Movement of data from data node 5 to other available data node is an expensive resource operation. I found two methods to avoid it. First is disabling the routing and second one is delaying the reallocation.

Disable the routing

a) Disable the routing allocation. It’s a temporary setting which means after restart it will not persist.

curl -XPUT http://localhost:9200/_cluster/settings -d '
{
  "transient" : {
  	"cluster.routing.allocation.enable": "none"
  }
}'

b) Stop the data node. Only action will be taken for primary shards hosted on data node, you will see that replica nodes on other available data nodes are promoted to primary replica. Replica shards available on stopped data node will not move to any other node. Replica shards remain in UNASSIGNED state.

c) Once the activity is completed on data node and it’s up still replica shards will not get assigned to that node.
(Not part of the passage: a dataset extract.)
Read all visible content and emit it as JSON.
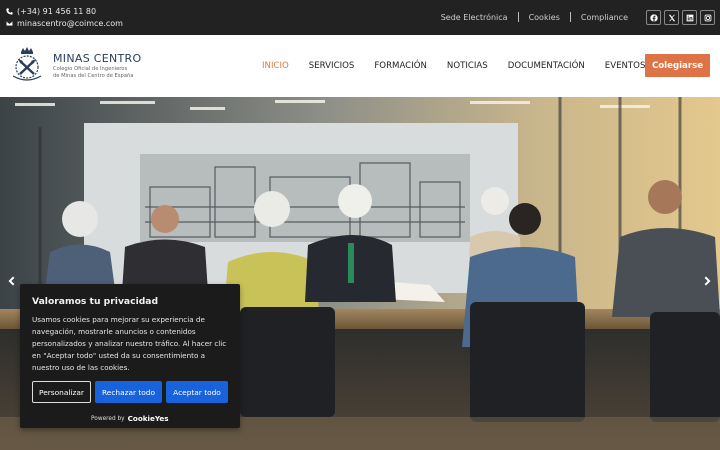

After changing the setting to all, replica shards will be allocated to data node.

curl -XPUT http://localhost:9200/_cluster/settings -d '
{
  "transient" : {
  	"cluster.routing.allocation.enable": "all"
  }
}'
Delayed the routing

a) The allocation of replica shards which become unassigned because a node has left can be delayed with the index.unassigned.node_left.delayed_timeout dynamic setting, which defaults to 1m.
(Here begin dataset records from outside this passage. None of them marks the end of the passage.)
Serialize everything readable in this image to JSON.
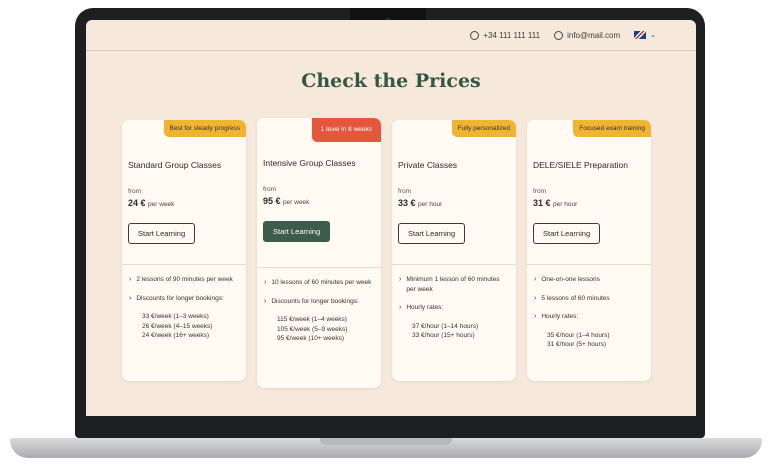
{
  "topbar": {
    "phone": "+34 111 111 111",
    "email": "info@mail.com",
    "language_flag_icon": "uk-flag-icon"
  },
  "page_title": "Check the Prices",
  "cards": [
    {
      "badge": "Best for steady progress",
      "badge_color": "#f0b432",
      "name": "Standard Group Classes",
      "from": "from",
      "price": "24 €",
      "per": "per week",
      "button": "Start Learning",
      "feature1": "2 lessons of 90 minutes per week",
      "feature2": "Discounts for longer bookings:",
      "sub": [
        "33 €/week (1–3 weeks)",
        "26 €/week (4–15 weeks)",
        "24 €/week (16+ weeks)"
      ]
    },
    {
      "badge": "1 level in 8 weeks",
      "badge_color": "#e4573d",
      "name": "Intensive Group Classes",
      "from": "from",
      "price": "95 €",
      "per": "per week",
      "button": "Start Learning",
      "feature1": "10 lessons of 60 minutes per week",
      "feature2": "Discounts for longer bookings:",
      "sub": [
        "115 €/week (1–4 weeks)",
        "105 €/week (5–9 weeks)",
        "95 €/week (10+ weeks)"
      ]
    },
    {
      "badge": "Fully personalized",
      "badge_color": "#f0b432",
      "name": "Private Classes",
      "from": "from",
      "price": "33 €",
      "per": "per hour",
      "button": "Start Learning",
      "feature1": "Minimum 1 lesson of 60 minutes per week",
      "feature2": "Hourly rates:",
      "sub": [
        "37 €/hour (1–14 hours)",
        "33 €/hour (15+ hours)"
      ]
    },
    {
      "badge": "Focused exam training",
      "badge_color": "#f0b432",
      "name": "DELE/SIELE Preparation",
      "from": "from",
      "price": "31 €",
      "per": "per hour",
      "button": "Start Learning",
      "feature1": "One-on-one lessons",
      "feature2": "5 lessons of 60 minutes",
      "feature3": "Hourly rates:",
      "sub": [
        "35 €/hour (1–4 hours)",
        "31 €/hour (5+ hours)"
      ]
    }
  ]
}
curl -XPUT  http://localhost:9200/_all/_settings -d '
{
  "settings": {
    "index.unassigned.node_left.delayed_timeout": "5m"
  }
}'

Stopped the data-node-2 and we can see that 7 replica shards are in unassigned state but the count of primary shards is intact.
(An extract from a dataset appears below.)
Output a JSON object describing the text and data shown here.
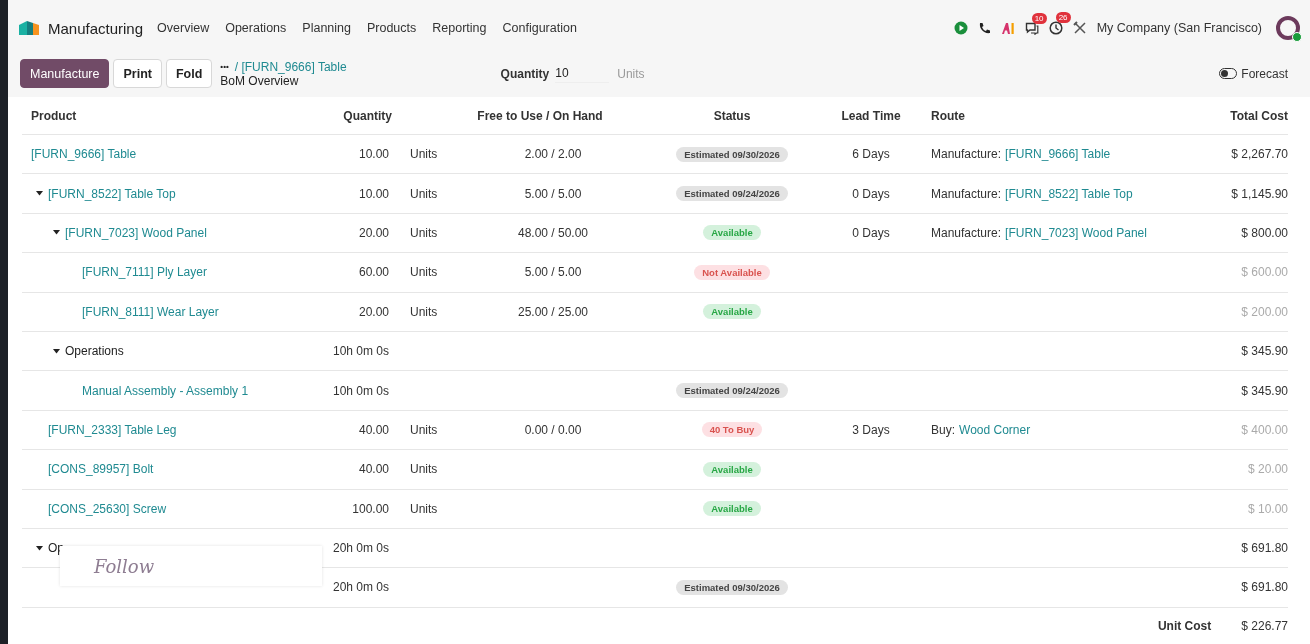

$ curl localhost:9200/_cluster/health?pretty
{
  "cluster_name" : "my-application",
  "status" : "yellow",
  "timed_out" : false,
  "number_of_nodes" : 6,
  "number_of_data_nodes" : 2,
  "active_primary_shards" : 10,
  "active_shards" : 13,
  "relocating_shards" : 0,
  "initializing_shards" : 0,
  "unassigned_shards" : 7,
  "delayed_unassigned_shards" : 7,
  "number_of_pending_tasks" : 0,
  "number_of_in_flight_fetch" : 0,
  "task_max_waiting_in_queue_millis" : 0,
  "active_shards_percent_as_number" : 65.0
}

After 5 mins it will automatically start rebalancing the shards.

$ curl localhost:9200/_cluster/health?pretty
{
  "cluster_name" : "my-application",
  "status" : "yellow",
  "timed_out" : false,
  "number_of_nodes" : 6,
  "number_of_data_nodes" : 2,
  "active_primary_shards" : 10,
  "active_shards" : 15,
  "relocating_shards" : 0,
  "initializing_shards" : 0,
  "unassigned_shards" : 5,
  "delayed_unassigned_shards" : 0,
  "number_of_pending_tasks" : 0,
  "number_of_in_flight_fetch" : 0,
  "task_max_waiting_in_queue_millis" : 0,
  "active_shards_percent_as_number" : 75.0
}

b) If the missing node rejoins the cluster, and its shards still have the same sync-id as the primary, shard relocation will be cancelled and the synced shard will be used for recovery instead. Cancelling recovery in favour of the synced shard is cheap.